Douthat then theorized, correctly I think, citing earlier sex abuse and rape scandals such as occurred in the Catholic church, but also in a New York City scandal involving a revered teacher, that the core problem was veneration: clergy and others who were too trusted or seen as untouchable in an earlier era; multicultural precepts in ours. But for Douthat, it would be a mistake to condemn either Catholicism or multiculturalism. The problem was veneration:  “Show me what a culture values, prizes, puts on a pedestal,” he wrote, “and I’ll tell you who is likely to get away with rape.”

As he also wrote: 

The point is that as a society changes, as what’s held sacred and who’s empowered shifts, so do the paths through which evil enters in, the prejudices and blind spots it exploits. So don’t expect tomorrow’s predators to look like yesterday’s.

In Canada today, Aboriginal culture and communities are effectively made “sacred” and politically untouchable, because First Nations peoples and culture were maligned and harmed in the past. The results today include romanticization of Aboriginal life, culture and reserves, and creation of a “no go” zone for frank analysis and needed critiques.

The light of day

To be clear, generalizing about all reserves or all Aboriginal men is not my intent. I do not know the scope of the problem and my working assumption is that all peoples of all ancestries, ethnicities, cultures, faiths and nations are human beings with similar traits. Every population has its share of good men and sleazy ones, and much worse. If sexual abuse is higher on Canadian reserves, that does not indict all or even most First Nations men.

But it may indict the reserve system. That’s because of the remoteness of many reserves, and the anti-accountability structure that envelops them. This is not going to change in the first instance and is unlikely in the second. And while high levels of sexual abuse in aboriginal communities are often blamed on the “intergenerational legacy” of residential schools, this yet obscures the underlying structural problem: whether in the days of residential schools or now, the problem was/is location, veneration, and a culture of hushing up abuse in protection of whatever culture is romanticized, then or now.

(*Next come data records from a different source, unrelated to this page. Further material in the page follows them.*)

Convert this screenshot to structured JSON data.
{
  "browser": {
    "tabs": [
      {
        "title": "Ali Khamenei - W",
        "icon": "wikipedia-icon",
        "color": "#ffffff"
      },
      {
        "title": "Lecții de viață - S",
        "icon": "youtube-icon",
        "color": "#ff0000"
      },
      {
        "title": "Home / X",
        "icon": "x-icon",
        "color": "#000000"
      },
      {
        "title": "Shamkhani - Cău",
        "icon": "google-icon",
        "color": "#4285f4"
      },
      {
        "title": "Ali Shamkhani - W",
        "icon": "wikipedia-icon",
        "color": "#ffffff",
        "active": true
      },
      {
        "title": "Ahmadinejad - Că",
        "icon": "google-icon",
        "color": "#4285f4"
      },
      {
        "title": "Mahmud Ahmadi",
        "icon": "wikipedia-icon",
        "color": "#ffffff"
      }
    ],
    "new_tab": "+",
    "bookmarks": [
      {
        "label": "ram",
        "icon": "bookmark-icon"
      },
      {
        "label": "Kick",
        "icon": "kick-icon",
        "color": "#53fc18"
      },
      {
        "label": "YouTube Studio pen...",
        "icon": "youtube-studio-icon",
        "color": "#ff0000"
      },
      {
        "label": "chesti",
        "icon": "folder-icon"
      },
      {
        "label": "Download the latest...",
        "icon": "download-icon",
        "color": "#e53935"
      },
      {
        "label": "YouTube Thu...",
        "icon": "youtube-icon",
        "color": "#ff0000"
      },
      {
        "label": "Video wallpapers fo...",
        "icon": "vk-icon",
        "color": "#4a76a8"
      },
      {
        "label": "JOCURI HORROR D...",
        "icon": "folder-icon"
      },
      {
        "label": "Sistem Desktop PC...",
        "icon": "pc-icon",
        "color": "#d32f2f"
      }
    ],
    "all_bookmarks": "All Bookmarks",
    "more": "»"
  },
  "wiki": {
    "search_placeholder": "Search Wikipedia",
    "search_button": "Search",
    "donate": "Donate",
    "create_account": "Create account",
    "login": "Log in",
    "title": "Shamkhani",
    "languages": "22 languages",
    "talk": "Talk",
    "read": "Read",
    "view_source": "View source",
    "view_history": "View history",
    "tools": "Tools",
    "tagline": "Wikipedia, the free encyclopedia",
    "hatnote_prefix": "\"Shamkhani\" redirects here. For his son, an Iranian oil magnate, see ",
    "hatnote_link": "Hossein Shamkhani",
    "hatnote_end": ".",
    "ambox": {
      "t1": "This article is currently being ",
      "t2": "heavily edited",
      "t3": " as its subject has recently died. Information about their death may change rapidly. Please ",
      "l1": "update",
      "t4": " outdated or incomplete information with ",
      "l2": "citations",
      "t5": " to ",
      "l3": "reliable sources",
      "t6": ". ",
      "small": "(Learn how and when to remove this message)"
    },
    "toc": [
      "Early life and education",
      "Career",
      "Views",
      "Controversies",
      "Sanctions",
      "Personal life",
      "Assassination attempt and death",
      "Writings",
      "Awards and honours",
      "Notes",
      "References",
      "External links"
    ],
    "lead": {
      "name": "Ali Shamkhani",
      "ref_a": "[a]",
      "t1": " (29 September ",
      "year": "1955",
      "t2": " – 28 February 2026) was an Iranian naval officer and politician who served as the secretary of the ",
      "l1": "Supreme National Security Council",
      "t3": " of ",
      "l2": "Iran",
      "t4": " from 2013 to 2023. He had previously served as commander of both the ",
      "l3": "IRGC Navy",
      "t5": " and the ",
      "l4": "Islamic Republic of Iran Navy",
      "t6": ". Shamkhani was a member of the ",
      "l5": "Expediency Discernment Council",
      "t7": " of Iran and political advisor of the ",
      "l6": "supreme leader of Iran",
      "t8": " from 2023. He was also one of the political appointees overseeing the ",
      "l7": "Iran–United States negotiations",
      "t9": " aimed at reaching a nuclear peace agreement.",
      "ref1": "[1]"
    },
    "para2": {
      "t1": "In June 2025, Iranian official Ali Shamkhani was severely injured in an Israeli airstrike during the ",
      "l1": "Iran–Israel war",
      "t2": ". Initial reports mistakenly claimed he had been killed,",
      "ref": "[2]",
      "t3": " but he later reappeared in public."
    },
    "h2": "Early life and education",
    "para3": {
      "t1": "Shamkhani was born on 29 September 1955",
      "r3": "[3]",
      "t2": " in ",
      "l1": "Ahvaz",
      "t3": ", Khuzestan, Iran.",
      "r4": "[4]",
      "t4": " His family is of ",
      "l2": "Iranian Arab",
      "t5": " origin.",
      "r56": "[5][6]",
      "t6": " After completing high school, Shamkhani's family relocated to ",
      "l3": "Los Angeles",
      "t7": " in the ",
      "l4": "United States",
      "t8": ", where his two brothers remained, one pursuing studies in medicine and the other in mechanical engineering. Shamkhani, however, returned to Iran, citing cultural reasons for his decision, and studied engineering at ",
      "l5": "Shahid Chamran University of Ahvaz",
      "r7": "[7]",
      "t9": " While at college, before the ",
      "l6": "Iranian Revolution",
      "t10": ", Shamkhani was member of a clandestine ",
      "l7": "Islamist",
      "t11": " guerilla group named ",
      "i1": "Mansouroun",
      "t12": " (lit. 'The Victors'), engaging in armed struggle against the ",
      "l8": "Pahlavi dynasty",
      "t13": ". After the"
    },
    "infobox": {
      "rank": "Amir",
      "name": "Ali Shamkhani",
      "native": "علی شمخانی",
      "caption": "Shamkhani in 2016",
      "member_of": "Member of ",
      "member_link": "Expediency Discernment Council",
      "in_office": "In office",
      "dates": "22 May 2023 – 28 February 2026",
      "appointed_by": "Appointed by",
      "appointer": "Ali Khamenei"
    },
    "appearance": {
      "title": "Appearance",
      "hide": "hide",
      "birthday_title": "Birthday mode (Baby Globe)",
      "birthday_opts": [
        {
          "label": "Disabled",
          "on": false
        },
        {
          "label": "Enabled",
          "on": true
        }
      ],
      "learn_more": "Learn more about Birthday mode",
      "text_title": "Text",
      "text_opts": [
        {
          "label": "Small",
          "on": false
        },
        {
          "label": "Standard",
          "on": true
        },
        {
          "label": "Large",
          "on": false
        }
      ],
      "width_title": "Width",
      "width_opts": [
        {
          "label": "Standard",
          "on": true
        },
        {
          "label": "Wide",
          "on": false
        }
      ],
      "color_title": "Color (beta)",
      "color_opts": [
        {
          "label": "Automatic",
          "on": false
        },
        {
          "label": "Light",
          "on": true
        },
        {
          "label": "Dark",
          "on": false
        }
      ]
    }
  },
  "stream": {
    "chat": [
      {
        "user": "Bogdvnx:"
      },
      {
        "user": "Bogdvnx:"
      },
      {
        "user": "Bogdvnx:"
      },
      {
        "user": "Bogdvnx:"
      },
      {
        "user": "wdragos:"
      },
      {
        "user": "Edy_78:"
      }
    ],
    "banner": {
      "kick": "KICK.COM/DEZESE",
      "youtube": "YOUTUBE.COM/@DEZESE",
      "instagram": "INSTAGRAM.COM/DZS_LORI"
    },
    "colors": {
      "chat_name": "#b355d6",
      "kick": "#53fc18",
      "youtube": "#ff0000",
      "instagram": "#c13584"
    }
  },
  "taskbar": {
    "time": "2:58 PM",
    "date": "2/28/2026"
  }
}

So I do wonder how three factors – the distant, remote and isolating location of many reserves; their dysfunction on individual rights including property; and the problem of excessive deference – may combine to harm girls and women and also prevent them from sharing their stories.

And I have an additional query for journalists: if the potential predators were priests, politicians, performers and CEOs – would there not be more investigative interest?  As Perry Bellegarde, the national chief of the Assembly of First Nations has quite rightly argued, native leaders – and I would add those who can investigate such matters – have an obligation “to expose this to the light of day.”


Mark Milke is a member of the C2C editorial board and author of the 2008 Canadian Taxpayers Federation report, Life is Better in the Cities, a report on on-reserve and off-reserve outcomes for Canada’s Aboriginal populations.